NUR-SULTAN – Women have long served in Kazakhstan’s military and during the tragic January events, they showed their bravery and perseverance. In the run-up to International Women’s Day, the country’s Kazinform news agency published a piece about the tremendous efforts of female soldiers during the tragic events of January.
There is more than 400 female military personnel serving in the Ontustik military unit of the regional command of the National Guard. More than 12,000 women serve in the Armed Forces performing various functions from piloting, sniping, medicine and financial support.
Rashida Salmeeva, a paramedic sergeant working in the military unit of the National Guard, is one of them. She has worked in the National Guard for 22 years.
She happened to be in an ambulance at the intersection of Nazarbayev and Kabanbay Batyr Streets on the night of Jan. 4 to 5, the epicenter of mass riots. She was involved in saving injured people, including military personnel. According to her, their car was attacked.
“They broke the windshield, the side windows, and I got hit in the back of the head in the occipital area. Then one grabbed my hair, put his hand through the window, and started yanking. I yanked his hand away and begged to be let out of the car. Then the car was set on fire. Fortunately, we managed to escape,” she said.
Major Dinara Kolbaeva, a psychologist in a military unit, has been in the ranks of the National Guard since 1998.
“In total, I have served in the National Guard for 25 years. During the January events, I was in the unit in the medical station. I was assisting soldiers. Soldiers who were injured were arriving there. My job was to make sure they were in a safe place. I supported them in any way I could. After the days were over I gave them psychological counseling,” she said.
Though military service has historically been male-dominated, it is not the case anymore.
“Every day female military workers in the Armed Forces of Kazakhstan make their contribution to the strengthening of combat readiness and defense capacity of the Armed Forces. Women in shoulder straps are always distinguished by their diligence and responsibility. You have a conscientious approach to your duties and are irreplaceable in the army,” said First Deputy Defense Minister Murat Khussainov congratulating his colleagues on the occasion.

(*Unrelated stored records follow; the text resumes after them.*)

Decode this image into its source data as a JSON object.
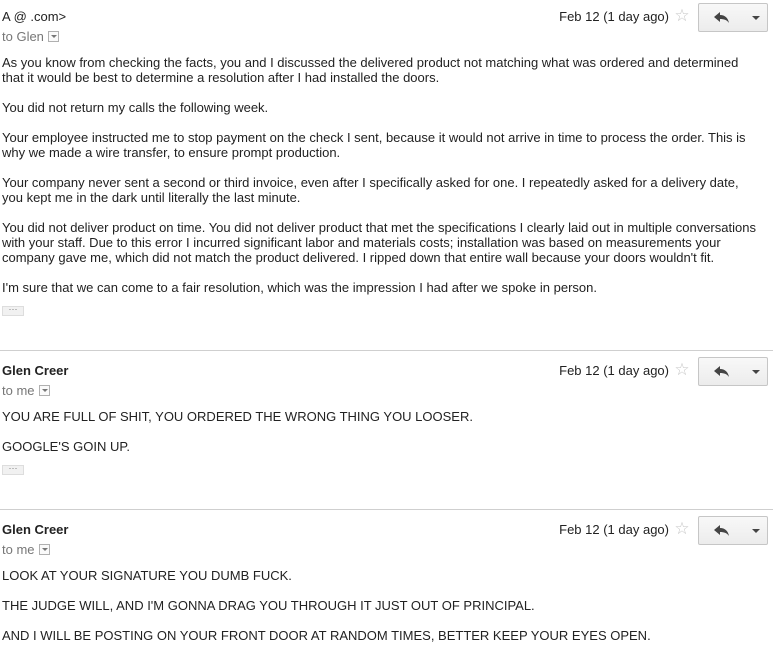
{
  "messages": [
    {
      "sender": "A                               ​@                    .com>",
      "recipient": "to Glen",
      "date": "Feb 12 (1 day ago)",
      "paragraphs": [
        "As you know from checking the facts, you and I discussed the delivered product not matching what was ordered and determined that it would be best to determine a resolution after I had installed the doors.",
        "You did not return my calls the following week.",
        "Your employee instructed me to stop payment on the check I sent, because it would not arrive in time to process the order. This is why we made a wire transfer, to ensure prompt production.",
        "Your company never sent a second or third invoice, even after I specifically asked for one. I repeatedly asked for a delivery date, you kept me in the dark until literally the last minute.",
        "You did not deliver product on time. You did not deliver product that met the specifications I clearly laid out in multiple conversations with your staff. Due to this error I incurred significant labor and materials costs; installation was based on measurements your company gave me, which did not match the product delivered. I ripped down that entire wall because your doors wouldn't fit.",
        "I'm sure that we can come to a fair resolution, which was the impression I had after we spoke in person."
      ],
      "ellipsis": "···"
    },
    {
      "sender": "Glen Creer",
      "recipient": "to me",
      "date": "Feb 12 (1 day ago)",
      "paragraphs": [
        "YOU ARE FULL OF SHIT, YOU ORDERED THE WRONG THING YOU LOOSER.",
        "GOOGLE'S GOIN UP."
      ],
      "ellipsis": "···"
    },
    {
      "sender": "Glen Creer",
      "recipient": "to me",
      "date": "Feb 12 (1 day ago)",
      "paragraphs": [
        "LOOK AT YOUR SIGNATURE YOU DUMB FUCK.",
        "THE JUDGE WILL, AND I'M GONNA DRAG YOU THROUGH IT JUST OUT OF PRINCIPAL.",
        "AND I WILL BE POSTING ON YOUR FRONT DOOR AT RANDOM TIMES, BETTER KEEP YOUR EYES OPEN."
      ]
    }
  ],
  "icons": {
    "star": "star-outline-icon",
    "reply": "reply-arrow-icon",
    "more": "dropdown-arrow-icon",
    "recipient_details": "details-dropdown-icon"
  },
  "colors": {
    "recipient_text": "#777777",
    "divider": "#cfcfcf",
    "button_border": "#c6c6c6",
    "star": "#c7c7c7"
  }
}
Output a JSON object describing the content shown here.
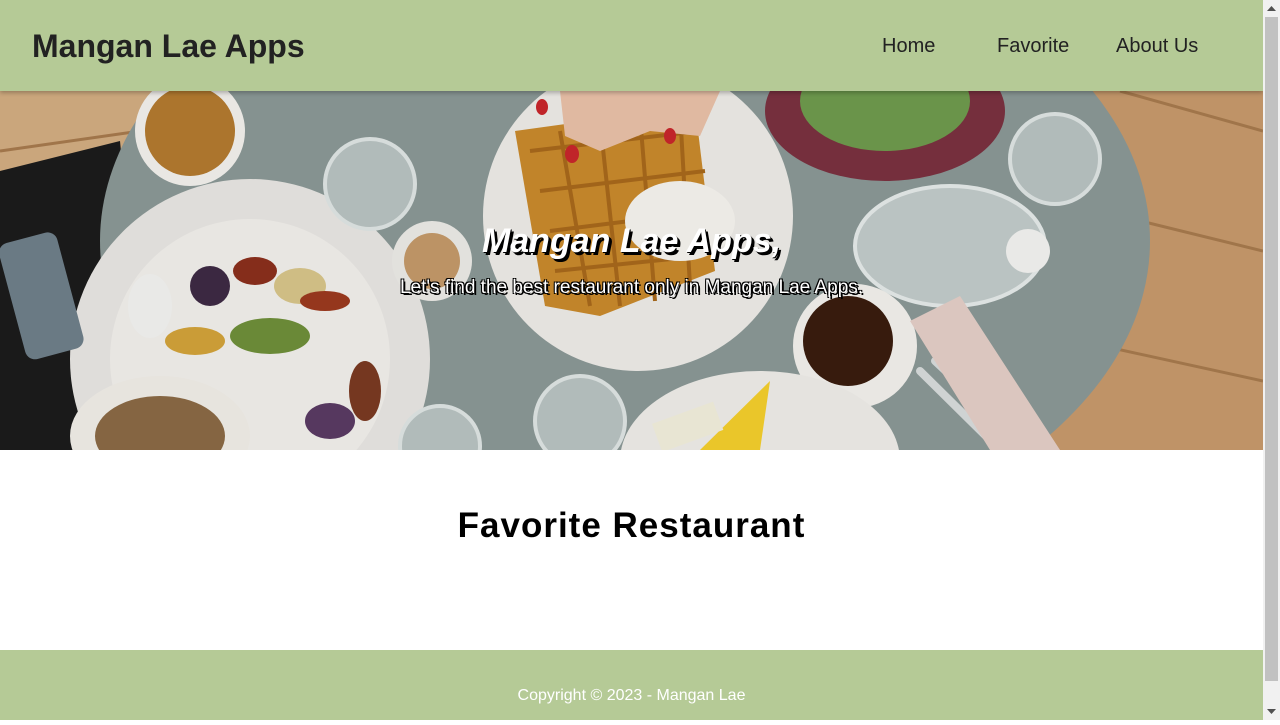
{
  "header": {
    "brand": "Mangan Lae Apps",
    "nav": [
      {
        "label": "Home"
      },
      {
        "label": "Favorite"
      },
      {
        "label": "About Us"
      }
    ]
  },
  "hero": {
    "title": "Mangan Lae Apps,",
    "subtitle": "Let's find the best restaurant only in Mangan Lae Apps."
  },
  "main": {
    "title": "Favorite Restaurant"
  },
  "footer": {
    "copyright": "Copyright © 2023 - Mangan Lae"
  },
  "colors": {
    "accent": "#b5ca96",
    "heading": "#222222"
  },
  "icons": {
    "scroll_up": "chevron-up-icon",
    "scroll_down": "chevron-down-icon"
  }
}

Despite the tragic nature of the events, it was also a story of kindness and mutual assistance to those who are in greater need. The story about a state museum worker who saved the lives of young soldiers by hiding them inside the museum went viral in January.
Bibigul Dandygaraeva, deputy director of the Central State Museum, was negotiating with the armed groups diverting their attention from the basement where the wounded soldiers were hiding and persuading them not to touch the museum exhibits. Dandygarayeva succeeded in both.
While doing this, museum workers were also providing first aid to wounded soldiers some of whom were as young as 19 years old.
“They couldn’t move. As best we could, we dressed them in civilian clothes that we could get, some clothes were brought by relatives. Something wasn’t enough, something was covered with scarves, the main thing was to make them look like civilians,” she said.